The duo explain that the team used to have large, infrequent test releases with an unacceptable number of failures. They didn’t have enough test coverage to catch all failures, and they weren’t releasing fast enough.

Todd and Vikas describe how they revamped their test-and-release process to increase test coverage, reduce test failure rate, and release multiple times a day. This resulted in 90% automated testing (up from 30%) and a hybrid framework for high-level testing that is now a benchmark in the industry.

Along the way, they were asked questions about weather.com’s test-and-release process, automations, regressions, and best practices. Here’s a roundup of their answers:

What are some best practices for manual teams moving to automation?

  1. You need a robust, reliable automation framework which allows fast adoption and early success. While this requires a huge investment for initial development, in the end, it’s worth it.
  2. You need the approval and willingness of all stakeholders involved, for migrating manual testing to complete automation.
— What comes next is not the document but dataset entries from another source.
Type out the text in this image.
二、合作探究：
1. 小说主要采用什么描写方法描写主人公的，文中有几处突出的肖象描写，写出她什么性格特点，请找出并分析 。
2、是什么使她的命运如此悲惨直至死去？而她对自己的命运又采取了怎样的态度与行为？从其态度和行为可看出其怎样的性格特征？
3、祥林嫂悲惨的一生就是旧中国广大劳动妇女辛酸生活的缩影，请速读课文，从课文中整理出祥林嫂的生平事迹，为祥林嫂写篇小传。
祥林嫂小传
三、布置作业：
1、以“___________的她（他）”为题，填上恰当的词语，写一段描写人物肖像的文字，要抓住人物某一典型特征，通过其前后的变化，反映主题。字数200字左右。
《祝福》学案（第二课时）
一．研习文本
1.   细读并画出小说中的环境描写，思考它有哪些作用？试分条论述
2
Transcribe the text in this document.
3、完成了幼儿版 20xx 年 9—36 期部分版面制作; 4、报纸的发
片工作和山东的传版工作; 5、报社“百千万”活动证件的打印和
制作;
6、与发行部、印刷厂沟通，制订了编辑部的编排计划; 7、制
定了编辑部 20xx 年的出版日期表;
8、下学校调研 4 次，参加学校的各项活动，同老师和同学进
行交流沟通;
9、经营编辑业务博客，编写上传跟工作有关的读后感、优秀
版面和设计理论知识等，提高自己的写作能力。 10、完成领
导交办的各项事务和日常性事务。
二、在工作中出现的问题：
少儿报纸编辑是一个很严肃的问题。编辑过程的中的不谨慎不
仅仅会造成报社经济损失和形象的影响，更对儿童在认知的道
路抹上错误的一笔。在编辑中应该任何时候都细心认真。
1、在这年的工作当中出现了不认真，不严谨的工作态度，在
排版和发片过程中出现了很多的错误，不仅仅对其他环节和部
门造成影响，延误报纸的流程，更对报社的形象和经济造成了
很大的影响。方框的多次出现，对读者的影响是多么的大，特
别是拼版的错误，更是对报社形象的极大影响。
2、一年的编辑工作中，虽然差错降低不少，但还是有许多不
At what stage do you start writing automation tests for new features?

Right when the app is in development, you need to start writing automation tests for any new features. You shouldn’t consider development as ‘done’ until all automated tests are in place. Test website

What are the steps and best practices we need to follow before code merge?

Step 1: QA test a functionality locally and works with the developer for fixes.
Step 2: The developer runs unit tests along with any local tests, including security, accessibility and performance tests.
Step 3: The developer builds a PR and submits it for a code review.
Step 4: A code reviewer reviews the PR. They either comment on the PR and send it back to the developer, or approve it and move the Jira ticket to ‘Dev complete’.